Des témoins condamnent le comportement de certains députés envers elles

OTTAWA — Des victimes d’agression sexuelle qui ont témoigné devant des comités parlementaires au cours des derniers mois se disent bouleversées par la façon dont elles ont été traitées.

Si elles ont ressenti de la colère, certaines ont cru être victimisées de nouveau par cette expérience.

Plusieurs comités parlementaires ont invité des victimes d’agressions sexuelles, d’exploitation et de traumatismes à partager leurs expériences et à formuler des recommandations. Par exemple: le comité permanent de l’accès à l’information, de la protection des renseignements personnels et de l’éthique qui étudie les façons pour protéger la vie privée des personnes qui apparaissent contre leur gré sur des sites internet pornographiques comme Pornhub.

Le comité permanent de la condition féminine examine de son côté les allégations généralisées d’inconduite sexuelle dans les Forces armées canadiennes.

Les élus sont liés par des conventions qui rendent le processus plutôt rigide, avec un temps limité de prise de parole. Mais un nombre croissant de voix s’élèvent pour que les comités développent une approche plus sensible aux traumatismes des témoins vulnérables.

Melissa Lukings, une étudiante en droit invitée à faire part de son expertise en cybersécurité et de sa propre expérience en tant qu’ex-travailleuse du sexe, raconte que la séance à laquelle elle a assisté le mois dernier s’est conclue abruptement après plus de 40 minutes de chamailleries partisanes.

«Tu es assise devant tous ces gens en sachant qu’ils sont au Parlement et qu’ils peuvent te mettre en sourdine, qu’ils peuvent soudainement dire: »Il n’est plus temps de parler. Nous devons arrêter la transmission. Non, vous ne pouvez pas poser de questions, non, vous ne pouvez pas savoir pourquoi »», a-t-elle exposé en entrevue.

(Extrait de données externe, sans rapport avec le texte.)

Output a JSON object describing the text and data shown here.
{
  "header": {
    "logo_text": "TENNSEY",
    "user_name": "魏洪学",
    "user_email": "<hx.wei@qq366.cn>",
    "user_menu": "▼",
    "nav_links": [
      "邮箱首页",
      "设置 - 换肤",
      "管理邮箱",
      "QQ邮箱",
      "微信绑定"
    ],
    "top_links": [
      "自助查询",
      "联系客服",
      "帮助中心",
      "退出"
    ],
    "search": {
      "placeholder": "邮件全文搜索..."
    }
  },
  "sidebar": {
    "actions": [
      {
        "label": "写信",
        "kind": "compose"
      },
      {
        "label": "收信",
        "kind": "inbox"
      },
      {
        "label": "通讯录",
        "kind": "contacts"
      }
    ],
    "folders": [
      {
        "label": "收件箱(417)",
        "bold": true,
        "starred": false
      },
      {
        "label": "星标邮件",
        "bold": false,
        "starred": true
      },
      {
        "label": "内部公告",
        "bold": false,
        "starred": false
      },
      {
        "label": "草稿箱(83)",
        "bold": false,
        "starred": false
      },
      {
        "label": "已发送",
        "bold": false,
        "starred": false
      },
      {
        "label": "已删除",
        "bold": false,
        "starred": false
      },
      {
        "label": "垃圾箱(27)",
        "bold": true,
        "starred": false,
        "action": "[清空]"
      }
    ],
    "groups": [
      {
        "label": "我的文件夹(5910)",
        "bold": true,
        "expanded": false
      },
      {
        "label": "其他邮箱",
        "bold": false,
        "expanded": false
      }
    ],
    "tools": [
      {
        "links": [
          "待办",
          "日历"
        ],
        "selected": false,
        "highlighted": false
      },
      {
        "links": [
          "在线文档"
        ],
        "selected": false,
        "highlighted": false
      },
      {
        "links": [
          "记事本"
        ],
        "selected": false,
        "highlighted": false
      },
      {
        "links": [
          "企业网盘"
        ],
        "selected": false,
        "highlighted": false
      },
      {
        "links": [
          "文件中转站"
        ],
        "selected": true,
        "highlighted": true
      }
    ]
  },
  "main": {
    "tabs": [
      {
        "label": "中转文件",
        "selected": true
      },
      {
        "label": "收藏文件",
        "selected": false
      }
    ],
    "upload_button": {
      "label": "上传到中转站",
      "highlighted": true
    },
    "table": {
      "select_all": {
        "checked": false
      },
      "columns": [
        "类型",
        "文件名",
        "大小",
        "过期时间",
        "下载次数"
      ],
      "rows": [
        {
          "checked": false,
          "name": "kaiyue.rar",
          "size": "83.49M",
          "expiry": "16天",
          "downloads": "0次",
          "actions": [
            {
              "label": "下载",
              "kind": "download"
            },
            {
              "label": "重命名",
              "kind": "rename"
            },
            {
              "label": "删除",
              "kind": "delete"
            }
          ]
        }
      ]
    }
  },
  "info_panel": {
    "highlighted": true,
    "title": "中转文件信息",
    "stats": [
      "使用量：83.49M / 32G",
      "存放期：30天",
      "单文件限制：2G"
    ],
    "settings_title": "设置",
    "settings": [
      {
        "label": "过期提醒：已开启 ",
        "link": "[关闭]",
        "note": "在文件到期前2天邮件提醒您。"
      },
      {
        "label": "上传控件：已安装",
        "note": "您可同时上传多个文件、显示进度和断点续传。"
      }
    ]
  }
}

«C’est de la revictimisation. C’est ce qu’ils ont fait parce qu’ils parlent par-dessus toi et ils réinterprètent ton propre vécu et c’est une raison très, très importante pour laquelle je ne recommanderais pas de participer à des comités en ce moment.»

Julie Lalonde, une éducatrice en prévention de la violence sexuelle, dit qu’elle a été troublée par la façon dont certaines femmes qui racontaient des histoires profondément personnelles d’agression sexuelle ont été continuellement interrompues par des députés lors de leur témoignage en raison du temps limité.

Christine Wood, la porte-parole du groupe It’s Just 700, qui a mené une action collective contre Ottawa pour les violences sexuelles perpétrées au sein de l’armée, a participé à la même séance, le 8 avril dernier.

Pendant qu’elle expliquait les problèmes de santé découlant de ses traumatismes en tant que réserviste de l’Aviation royale, elle s’est arrêtée net: «Je vais arrêter ici. Tout ça se passe très vite. Je ne suis pas habituée à ce genre de va-et-vient rapide. Je suis désolée si je prends trop de temps.» 

La présidente du comité, la députée conservatrice Marilyn Gladu, lui a répondu qu’elle se débrouillait très bien avant de passer à la prochaine question, sans demander à Mme Wood si elle était prête à continuer.

Cette manière de faire est à revoir, selon Julie Lalonde. «On demande aux gens de se vider le coeur et de démontrer que leurs expériences traumatisantes sont bien réelles, mais il faut le faire sous ces paramètres qui sont franchement arbitraires.»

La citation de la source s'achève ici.